We have explored how machine learning models are built and applied in controlled settings. This module shifts the focus toward evaluating, adapting, and deploying ML models in real-world applications. We will learn how to measure a model’s performance using metrics such as accuracy, precision, and recall, as well as why these metrics matter when working with real data. We will also introduce transfer learning, showing how pre-trained models can be adapted for different tasks. Finally, we will bring together all program concepts by deploying a machine learning model onto a robotic platform, RockBot. This case study will walk you through the process of data collection and experimentation, project planning, and code selection.

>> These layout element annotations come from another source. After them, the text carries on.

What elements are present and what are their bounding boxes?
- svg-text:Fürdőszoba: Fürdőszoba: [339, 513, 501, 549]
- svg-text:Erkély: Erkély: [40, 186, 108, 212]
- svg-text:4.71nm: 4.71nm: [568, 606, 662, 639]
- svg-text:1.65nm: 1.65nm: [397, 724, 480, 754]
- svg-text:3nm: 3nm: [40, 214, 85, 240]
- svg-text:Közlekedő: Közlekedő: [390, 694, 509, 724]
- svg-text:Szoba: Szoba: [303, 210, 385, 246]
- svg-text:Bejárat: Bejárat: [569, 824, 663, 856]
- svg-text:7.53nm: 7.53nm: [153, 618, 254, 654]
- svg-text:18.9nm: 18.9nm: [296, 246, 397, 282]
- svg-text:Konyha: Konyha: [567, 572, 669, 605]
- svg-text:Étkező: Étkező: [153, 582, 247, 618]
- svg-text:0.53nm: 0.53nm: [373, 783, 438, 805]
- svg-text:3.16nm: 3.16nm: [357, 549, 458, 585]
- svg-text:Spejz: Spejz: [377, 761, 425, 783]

This is important to understand a model's effectiveness in finding the accurate predictions, especially when given new and real data. This activity discusses to analyze a Machine Learning Model's performance as it develops its accuracy, precision, and recall.
Transfer learning is when a model is pre-built on the framework of another Machine Learning Model that was trained for effectiveness in a different task. This activity walks users through transferring and using a pre-built YOLOv8 model for object detection.
Machine learning is only a tool used in larger projects and other real-world applications. This case study discusses the RockBot robot - a robotic system using machine learning for future autonomous navigation purposes. Learn to plan a project, select and write code that aligns with project goals, and analyze the physical constraints of running a machine learning model on a robotic platform.